Top Gear motoring expert Paul Horrell rounds up his pick of the best new cars, from a stylish supermini to a super-sensible saloon

Our new car reviews are designed to keep you up to speed with the latest affordable cars in a number of different categories, from electric vehicles to SUVs.

Note that Boundless members can get special discounts on new cars through our partner Griffin, and also cheaper car insurance through another Boundless partner, LV=.

1. Best new electric car: Honda e

From £26,600

Car reviews Honda e City

The Honda e is one of the best small cars you can buy right now

Cute as a button, eh?

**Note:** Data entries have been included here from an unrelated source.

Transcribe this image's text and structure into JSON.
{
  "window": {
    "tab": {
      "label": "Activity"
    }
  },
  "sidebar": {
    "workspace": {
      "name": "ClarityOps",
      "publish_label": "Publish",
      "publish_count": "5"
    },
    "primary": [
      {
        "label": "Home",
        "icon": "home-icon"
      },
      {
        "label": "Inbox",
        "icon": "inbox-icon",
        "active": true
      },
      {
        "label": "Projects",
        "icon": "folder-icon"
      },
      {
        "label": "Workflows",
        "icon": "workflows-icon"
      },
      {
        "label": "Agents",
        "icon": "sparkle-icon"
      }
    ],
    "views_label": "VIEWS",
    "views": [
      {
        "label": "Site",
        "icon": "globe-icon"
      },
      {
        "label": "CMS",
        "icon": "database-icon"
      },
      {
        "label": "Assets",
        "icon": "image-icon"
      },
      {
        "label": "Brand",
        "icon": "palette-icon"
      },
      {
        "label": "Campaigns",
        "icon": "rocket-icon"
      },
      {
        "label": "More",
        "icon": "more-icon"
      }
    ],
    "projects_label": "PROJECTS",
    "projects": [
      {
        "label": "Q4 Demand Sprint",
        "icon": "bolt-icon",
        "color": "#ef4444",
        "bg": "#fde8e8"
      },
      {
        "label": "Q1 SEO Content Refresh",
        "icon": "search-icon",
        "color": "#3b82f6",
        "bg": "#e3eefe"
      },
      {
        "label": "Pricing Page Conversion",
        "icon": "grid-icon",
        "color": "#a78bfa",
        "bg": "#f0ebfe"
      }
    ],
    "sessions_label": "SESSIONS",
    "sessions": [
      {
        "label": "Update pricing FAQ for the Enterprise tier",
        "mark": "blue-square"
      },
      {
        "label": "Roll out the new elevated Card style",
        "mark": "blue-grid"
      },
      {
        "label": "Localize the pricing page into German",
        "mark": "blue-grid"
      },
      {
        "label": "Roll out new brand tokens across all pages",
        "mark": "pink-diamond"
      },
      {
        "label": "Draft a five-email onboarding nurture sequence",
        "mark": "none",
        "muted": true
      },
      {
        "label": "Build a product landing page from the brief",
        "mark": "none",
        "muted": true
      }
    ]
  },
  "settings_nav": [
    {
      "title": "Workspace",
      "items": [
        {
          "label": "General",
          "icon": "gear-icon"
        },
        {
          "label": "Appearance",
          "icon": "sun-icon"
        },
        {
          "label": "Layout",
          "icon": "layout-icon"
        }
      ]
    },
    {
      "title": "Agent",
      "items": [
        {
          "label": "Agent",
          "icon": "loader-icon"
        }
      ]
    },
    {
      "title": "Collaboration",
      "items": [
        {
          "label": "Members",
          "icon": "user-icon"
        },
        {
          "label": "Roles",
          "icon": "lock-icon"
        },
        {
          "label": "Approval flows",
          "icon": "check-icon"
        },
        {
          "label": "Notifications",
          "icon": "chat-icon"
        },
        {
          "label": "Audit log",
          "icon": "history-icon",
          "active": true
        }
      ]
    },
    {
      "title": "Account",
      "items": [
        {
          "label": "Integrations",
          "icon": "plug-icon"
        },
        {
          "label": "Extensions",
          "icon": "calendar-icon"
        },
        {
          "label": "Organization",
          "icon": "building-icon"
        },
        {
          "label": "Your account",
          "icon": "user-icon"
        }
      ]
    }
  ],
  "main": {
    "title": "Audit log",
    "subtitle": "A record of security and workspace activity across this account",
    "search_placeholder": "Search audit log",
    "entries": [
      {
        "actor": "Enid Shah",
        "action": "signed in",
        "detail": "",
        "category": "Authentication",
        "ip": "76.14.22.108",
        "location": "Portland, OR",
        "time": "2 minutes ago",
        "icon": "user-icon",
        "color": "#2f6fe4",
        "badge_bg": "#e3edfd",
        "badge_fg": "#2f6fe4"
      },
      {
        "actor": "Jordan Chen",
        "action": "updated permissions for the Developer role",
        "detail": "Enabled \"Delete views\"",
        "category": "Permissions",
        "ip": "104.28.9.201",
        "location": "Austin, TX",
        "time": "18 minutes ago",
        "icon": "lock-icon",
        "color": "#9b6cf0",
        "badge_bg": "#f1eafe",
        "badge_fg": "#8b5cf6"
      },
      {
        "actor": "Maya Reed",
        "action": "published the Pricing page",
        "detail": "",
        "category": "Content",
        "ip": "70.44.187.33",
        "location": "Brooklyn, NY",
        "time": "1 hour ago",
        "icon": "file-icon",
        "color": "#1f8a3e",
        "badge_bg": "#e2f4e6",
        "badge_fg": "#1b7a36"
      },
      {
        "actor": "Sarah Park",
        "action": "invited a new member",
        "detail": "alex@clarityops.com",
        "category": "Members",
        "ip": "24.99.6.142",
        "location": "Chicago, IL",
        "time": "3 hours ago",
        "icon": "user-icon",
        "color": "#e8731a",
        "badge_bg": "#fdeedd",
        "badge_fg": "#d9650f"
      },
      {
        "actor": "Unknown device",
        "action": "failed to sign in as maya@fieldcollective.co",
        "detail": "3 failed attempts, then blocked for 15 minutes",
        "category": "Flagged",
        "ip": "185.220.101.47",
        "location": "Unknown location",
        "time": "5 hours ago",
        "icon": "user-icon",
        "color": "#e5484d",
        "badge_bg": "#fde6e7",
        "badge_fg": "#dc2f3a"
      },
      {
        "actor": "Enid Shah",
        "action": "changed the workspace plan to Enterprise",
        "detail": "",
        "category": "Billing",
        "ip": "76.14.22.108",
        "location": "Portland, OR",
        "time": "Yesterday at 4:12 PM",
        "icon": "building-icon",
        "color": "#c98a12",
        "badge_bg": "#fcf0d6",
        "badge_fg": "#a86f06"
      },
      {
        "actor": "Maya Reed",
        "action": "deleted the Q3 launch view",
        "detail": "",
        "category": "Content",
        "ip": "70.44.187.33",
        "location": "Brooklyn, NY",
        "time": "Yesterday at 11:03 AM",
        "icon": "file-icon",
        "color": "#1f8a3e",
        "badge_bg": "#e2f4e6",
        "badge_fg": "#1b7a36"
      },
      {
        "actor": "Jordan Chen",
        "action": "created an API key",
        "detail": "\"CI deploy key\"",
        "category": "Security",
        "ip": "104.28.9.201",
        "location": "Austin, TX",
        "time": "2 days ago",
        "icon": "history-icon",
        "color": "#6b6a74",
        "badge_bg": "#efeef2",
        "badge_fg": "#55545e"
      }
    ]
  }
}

It’s actually a very sophisticated feat to shape a car that is as apparently free of visual fuss as the Honda e. Inside, the furniture is equally minimalist and its vast bank of screens has a clear operating logic. The Honda e’s mission is as ultra-modern as its looks. As you’ve no doubt gathered, it’s electric – and a delight to drive in today’s urban sprawl. The suspension is comfortable, the power zippy, the steering precise, the size ideal for nipping into gaps, the turning circle ultra-tight, the connected systems comprehensive.

The Honda e is great fun out of town, too. But its battery drains in little over 100 miles at motorway speed, versus an urban 130. The rationale: a bigger battery would've made the car too bulky and heavy for city life. A second car only, then. But a delightful one.

The car we tested:

Honda e Advance (£29,160 after grant) 

Engine: Electric motor, RWD, single-speed

Power & torque: 113hp, 315Nm

0–62mph: 8.3 seconds

Top speed: 90mph

Range:* Up to 137 miles (17” alloys)

CO2: 0g/km

2. Best new supermini: Hyundai i20

From £TBC

Car reviews Hyundai i20

Slick and sporty, the new Hyundai i20 supermini is an undeniably attractive motor

The all-new Hyundai i20 is an attack at the heart of the supermini market. It’s sharp-looking outside, and inside it’s roomier than many rivals. The controls are easy to find and operate, which is just as well as there’s lots of on-board technology.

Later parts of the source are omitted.